Le gouvernement envisage d’autres options pour alléger le fardeau financier des ménages en cas de forte hausse des prix de l’énergie. Lors de la crise énergétique consécutive à l’invasion de l’Ukraine, le gouvernement précédent avait mis en place plusieurs mesures comme le chèque énergie et l’extension du tarif social. La coalition actuelle pourrait-elle s’inspirer des décisions de l’ancien gouvernement ? Mathieu Bihet indique que l’administration a été mobilisée, notamment la CREG, le régulateur des marchés de l’électricité et du gaz, pour examiner les mesures existantes et évaluer leur pertinence, leur champ d’application et leur impact budgétaire.
À l’époque du gouvernement De Croo, le principe du « quoi qu’il en coûte » avait été appliqué. Le gouvernement actuel, de son côté, s’est fixé des objectifs d’assainissement budgétaires et semble faire preuve de prudence face à ces mesures sociales. « Il y a d’ailleurs un professeur de l’Université de Gand qui a publié une étude disant que toutes ces mesures-là n’ont pas rempli leurs objectifs », souligne Mathieu Bihet. « Le chèque énergie, distribué à l’époque à tous les ménages, a coûté un porte-avions et a également manqué son objectif », estime le ministre.
Concernant l’impact de ces mesures et leur faisabilité, « nous aurons sans doute des analyses la semaine prochaine », indique le ministre. Une autre mesure qui pourrait être activée serait le cliquet inversé, permettant de limiter temporairement les accises sur les carburants. En cas de forte augmentation des prix à la pompe, le gain de TVA serait compensé par une diminution des accises. « Le MR s’est positionné, encore hier, en demandant l’application du cliquet inversé », rappelle Mathieu Bihet, soulignant que d’autres partis de la majorité ont proposé d’autres solutions. « Certains partis ont proposé de geler l’augmentation des accises sur le gaz », précise-t-il, ajoutant que ces propositions n’ont pas été réglées dans l’accord de gouvernement. « Chaque parti vient et dépose sur la table du gouvernement ses propositions, et elles sont examinées », conclut-il.
Ce vendredi, le conseil des ministres restreint se réunit. « Demain, il y a des points concernant l’énergie à l’ordre du jour », assure le ministre de l’Énergie.

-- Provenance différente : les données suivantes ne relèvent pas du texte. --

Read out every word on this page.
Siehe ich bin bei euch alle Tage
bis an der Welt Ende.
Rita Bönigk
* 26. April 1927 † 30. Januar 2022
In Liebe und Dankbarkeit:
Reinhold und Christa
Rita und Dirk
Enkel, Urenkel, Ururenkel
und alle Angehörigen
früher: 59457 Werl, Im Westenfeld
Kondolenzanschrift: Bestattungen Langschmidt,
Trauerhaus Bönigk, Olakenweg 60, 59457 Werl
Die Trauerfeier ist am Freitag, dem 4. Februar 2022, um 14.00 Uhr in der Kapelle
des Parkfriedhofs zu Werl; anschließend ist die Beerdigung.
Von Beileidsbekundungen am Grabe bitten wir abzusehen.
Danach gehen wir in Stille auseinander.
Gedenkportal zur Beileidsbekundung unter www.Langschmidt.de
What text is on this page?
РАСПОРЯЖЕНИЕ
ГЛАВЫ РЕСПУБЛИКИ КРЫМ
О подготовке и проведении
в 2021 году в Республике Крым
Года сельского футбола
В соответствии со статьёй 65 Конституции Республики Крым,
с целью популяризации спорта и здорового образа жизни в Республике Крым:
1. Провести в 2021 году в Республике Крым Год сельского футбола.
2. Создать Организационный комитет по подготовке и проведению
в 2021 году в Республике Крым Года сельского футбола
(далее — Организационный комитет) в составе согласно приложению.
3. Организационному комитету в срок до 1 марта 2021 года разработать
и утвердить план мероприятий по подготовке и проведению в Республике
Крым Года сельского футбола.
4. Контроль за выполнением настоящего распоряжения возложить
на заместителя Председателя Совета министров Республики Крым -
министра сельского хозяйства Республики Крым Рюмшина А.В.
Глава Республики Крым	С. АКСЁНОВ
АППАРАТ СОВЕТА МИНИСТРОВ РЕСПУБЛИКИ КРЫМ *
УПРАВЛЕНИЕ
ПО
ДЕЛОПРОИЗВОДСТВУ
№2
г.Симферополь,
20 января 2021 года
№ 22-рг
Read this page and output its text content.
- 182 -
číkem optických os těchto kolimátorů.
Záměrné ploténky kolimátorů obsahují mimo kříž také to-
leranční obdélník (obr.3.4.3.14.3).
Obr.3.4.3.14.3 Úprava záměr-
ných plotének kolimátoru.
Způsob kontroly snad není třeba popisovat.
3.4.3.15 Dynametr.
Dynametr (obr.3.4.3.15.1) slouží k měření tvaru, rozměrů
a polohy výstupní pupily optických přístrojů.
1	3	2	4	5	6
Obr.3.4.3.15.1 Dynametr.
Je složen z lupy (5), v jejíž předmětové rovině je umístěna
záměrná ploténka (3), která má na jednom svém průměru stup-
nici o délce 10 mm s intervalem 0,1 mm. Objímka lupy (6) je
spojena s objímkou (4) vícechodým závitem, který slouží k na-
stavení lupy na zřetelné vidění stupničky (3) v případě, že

Le gouvernement De Wever a décidé de plafonner l’indexation des salaires à deux reprises pendant la législature. L’augmentation des prix de l’énergie et son impact sur l’inflation menacent le pouvoir d’achat des ménages belges. Les indexations automatiques des salaires seront-elles effectivement plafonnées comme prévu ? Ces plafonnements sont « prévu en 2026 et en 2028 », rappelle le ministre Bihet. « Il est clair qu’il y a deux sauts au-delà de 4000 euros, prévus dans l’accord du conclave budgétaire. À ce stade-ci, ils sont toujours maintenus », conclut le ministre.